In ten years I have never abandoned the prayer, but there is more to the deen than this. Over the years I have become but a shell, fulfilling the minimum of our obligations, my prayers often rotten beneath the surface, their core like dust. As the months and years passed by I emptied sins into my book of deeds, always oblivious to their gravity, returning to them often as if they were of no consequence. To lift oneself from the habit of certain sins is a real test, for after a few days they pull at the heart, the symptoms of that addiction soon infecting one’s whole being. And so, once more, I slip.
Perhaps this time is better than all those previous occasions, I think to myself, because this time I have learned of the gravity of those sins; because this time my response is founded on knowledge and certainty. Right now I cannot imagine returning to them.
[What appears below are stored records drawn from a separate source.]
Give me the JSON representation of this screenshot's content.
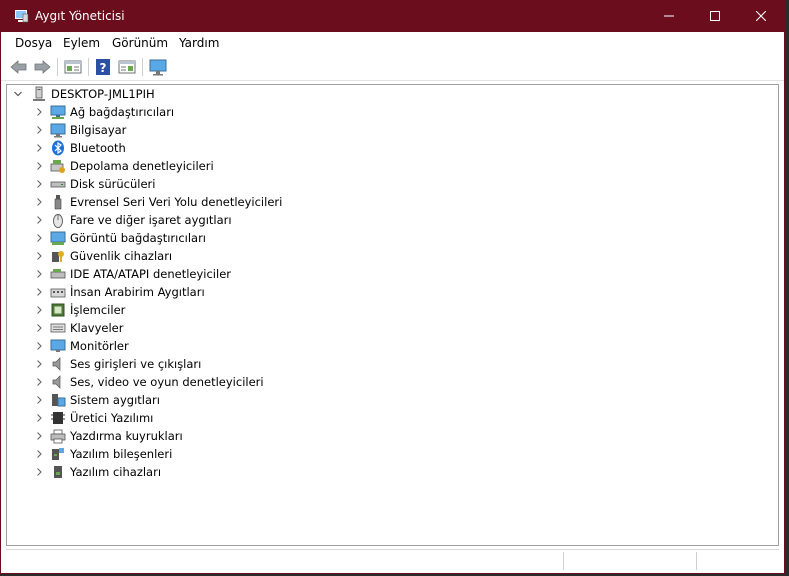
{
  "window": {
    "title": "Aygıt Yöneticisi",
    "title_color": "#6b0d1d"
  },
  "menu": {
    "items": [
      "Dosya",
      "Eylem",
      "Görünüm",
      "Yardım"
    ]
  },
  "toolbar": {
    "buttons": [
      "back-arrow-icon",
      "forward-arrow-icon",
      "properties-icon",
      "help-icon",
      "action-icon",
      "monitor-scan-icon"
    ]
  },
  "tree": {
    "root": "DESKTOP-JML1PIH",
    "items": [
      {
        "label": "Ağ bağdaştırıcıları",
        "icon": "network-adapter-icon"
      },
      {
        "label": "Bilgisayar",
        "icon": "computer-icon"
      },
      {
        "label": "Bluetooth",
        "icon": "bluetooth-icon"
      },
      {
        "label": "Depolama denetleyicileri",
        "icon": "storage-controller-icon"
      },
      {
        "label": "Disk sürücüleri",
        "icon": "disk-drive-icon"
      },
      {
        "label": "Evrensel Seri Veri Yolu denetleyicileri",
        "icon": "usb-icon"
      },
      {
        "label": "Fare ve diğer işaret aygıtları",
        "icon": "mouse-icon"
      },
      {
        "label": "Görüntü bağdaştırıcıları",
        "icon": "display-adapter-icon"
      },
      {
        "label": "Güvenlik cihazları",
        "icon": "security-device-icon"
      },
      {
        "label": "IDE ATA/ATAPI denetleyiciler",
        "icon": "ide-controller-icon"
      },
      {
        "label": "İnsan Arabirim Aygıtları",
        "icon": "hid-icon"
      },
      {
        "label": "İşlemciler",
        "icon": "processor-icon"
      },
      {
        "label": "Klavyeler",
        "icon": "keyboard-icon"
      },
      {
        "label": "Monitörler",
        "icon": "monitor-icon"
      },
      {
        "label": "Ses girişleri ve çıkışları",
        "icon": "speaker-icon"
      },
      {
        "label": "Ses, video ve oyun denetleyicileri",
        "icon": "sound-controller-icon"
      },
      {
        "label": "Sistem aygıtları",
        "icon": "system-device-icon"
      },
      {
        "label": "Üretici Yazılımı",
        "icon": "firmware-icon"
      },
      {
        "label": "Yazdırma kuyrukları",
        "icon": "printer-icon"
      },
      {
        "label": "Yazılım bileşenleri",
        "icon": "software-component-icon"
      },
      {
        "label": "Yazılım cihazları",
        "icon": "software-device-icon"
      }
    ]
  }
}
It would, for me, be like drinking alcohol, stealing or taking a life. If I returned to them now, would I just give up? I pray I do not return to them. I pray I do not return.
And so it is that I find myself, a decade after I uttered my testimony of faith, making my first faltering steps along this way, and it is hard. How easy it is to fit in one’s prayers at home between one task and another, ending the day upon the prayer mat just metres from one’s bed. But to await the congregation, to venture outdoors when already tired, to head out to one’s place of prayer as others are preparing to sleep: for one unaccustomed to striving in the way of God, by the third day exhaustion has set in. And what of arising early in the morning to return? Here the fears for our community set in, for when those grey and white haired ones pass away, will the mosque any more open in the morning? One day I make it on time, the next day I awake just as the congregation draws together, the following day, who knows?
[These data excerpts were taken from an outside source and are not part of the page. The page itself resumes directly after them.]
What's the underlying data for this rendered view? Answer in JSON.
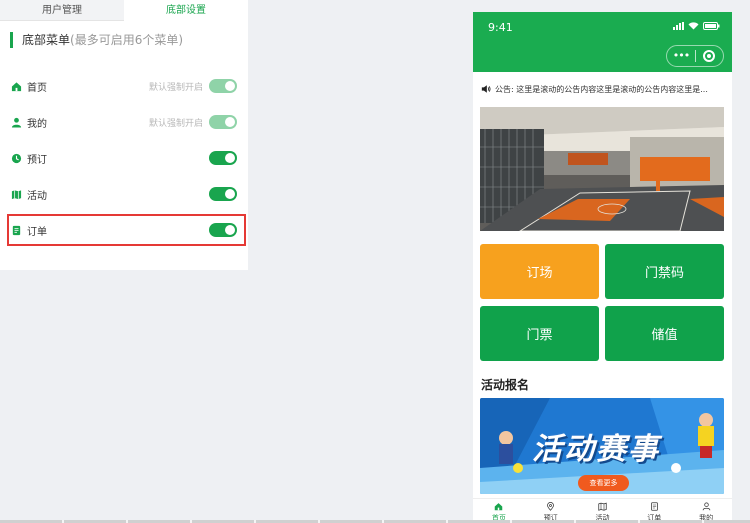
{
  "tabs": [
    {
      "label": "用户管理",
      "active": false
    },
    {
      "label": "底部设置",
      "active": true
    }
  ],
  "section": {
    "title": "底部菜单",
    "hint": "(最多可启用6个菜单)"
  },
  "menu": [
    {
      "label": "首页",
      "icon": "home-icon",
      "note": "默认强制开启",
      "enabled": true,
      "locked": true
    },
    {
      "label": "我的",
      "icon": "user-icon",
      "note": "默认强制开启",
      "enabled": true,
      "locked": true
    },
    {
      "label": "预订",
      "icon": "clock-icon",
      "note": "",
      "enabled": true,
      "locked": false
    },
    {
      "label": "活动",
      "icon": "map-icon",
      "note": "",
      "enabled": true,
      "locked": false
    },
    {
      "label": "订单",
      "icon": "document-icon",
      "note": "",
      "enabled": true,
      "locked": false
    }
  ],
  "phone": {
    "time": "9:41",
    "capsule_dots": "•••",
    "notice": "公告: 这里是滚动的公告内容这里是滚动的公告内容这里是...",
    "buttons": [
      "订场",
      "门禁码",
      "门票",
      "储值"
    ],
    "activity_title": "活动报名",
    "event_banner_title": "活动赛事",
    "more_label": "查看更多",
    "tabbar": [
      {
        "label": "首页",
        "icon": "home-icon",
        "active": true
      },
      {
        "label": "预订",
        "icon": "location-icon",
        "active": false
      },
      {
        "label": "活动",
        "icon": "map-icon",
        "active": false
      },
      {
        "label": "订单",
        "icon": "document-icon",
        "active": false
      },
      {
        "label": "我的",
        "icon": "user-icon",
        "active": false
      }
    ]
  },
  "colors": {
    "accent": "#19a54e",
    "orange": "#f7a11e",
    "highlight": "#e53935",
    "header": "#1aac50"
  }
}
As each evening draws in, I commit to abandoning the computer and the internet, in order to sit and read instead. I have found this a blessing, a habit I could easily get used to. Yet my eyes are constantly drooping, a heaviness descending, craving for sleep, though there seems to be no time for it after work, in-between study, prayer and food, and so I find myself wondering how I will ever conquer my laziness and retrain my soul. Though a decade has now passed since I first uttered my testimony of faith, all I carry with me is a smattering of du’as and the shortest chapters of the Qur’an. Where have all the years gone and how is it that I learnt so little, committing to memory so few words?
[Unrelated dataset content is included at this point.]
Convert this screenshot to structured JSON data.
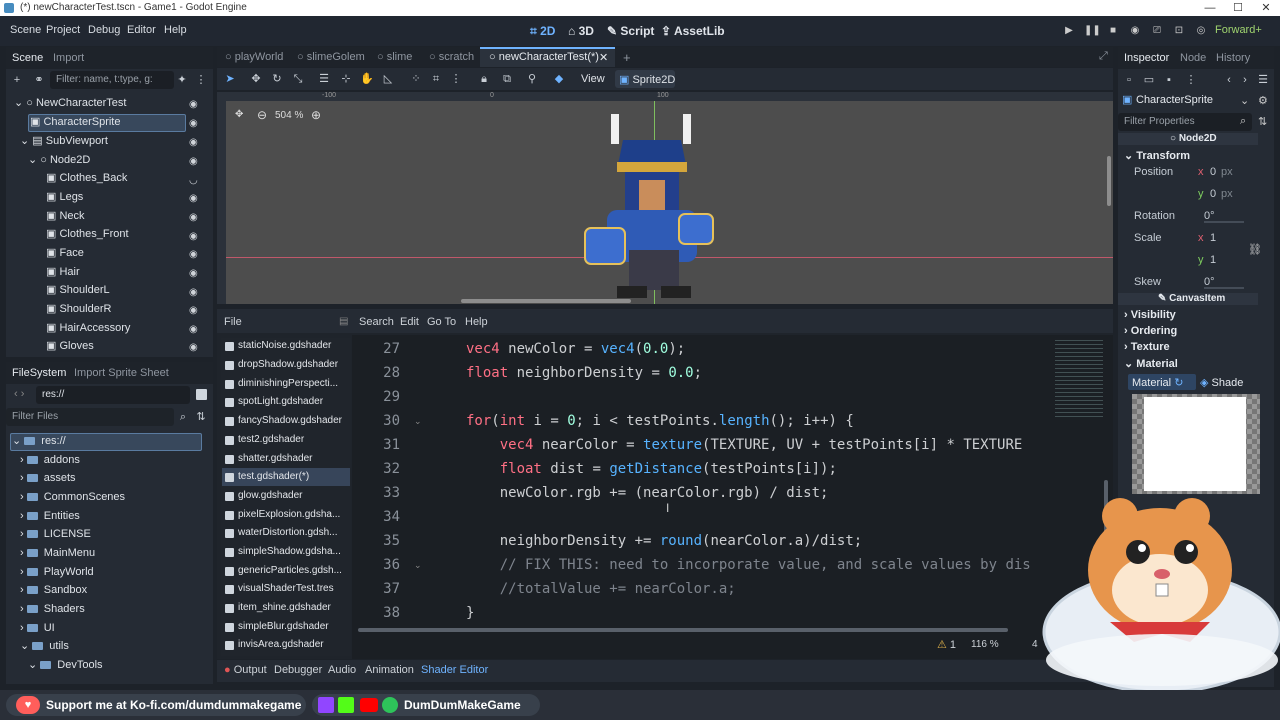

To make up for lost time is hard, to be patient is hard, to maintain constancy is hard, to stop grieving over one’s sins is hard, to become a servant of God is hard. And so it should be. In life, we are told by those around us, you get nothing for free. Although the billions of blessings from our Lord cast doubt upon this claim, it nevertheless puts the difficulties of our spiritual quest into perspective: if, in life, we get nothing for free, why then should I demand an easy approach to the hereafter?
Taking stock of how far I have put myself back, how much I have oppressed my own soul and how little I have done to rectify my situation, it becomes apparent that this struggle of mine is not just necessary, but obligatory. It is my jihad: a real struggle, not a leisurely sojourn. Hence these first faltering steps of mine.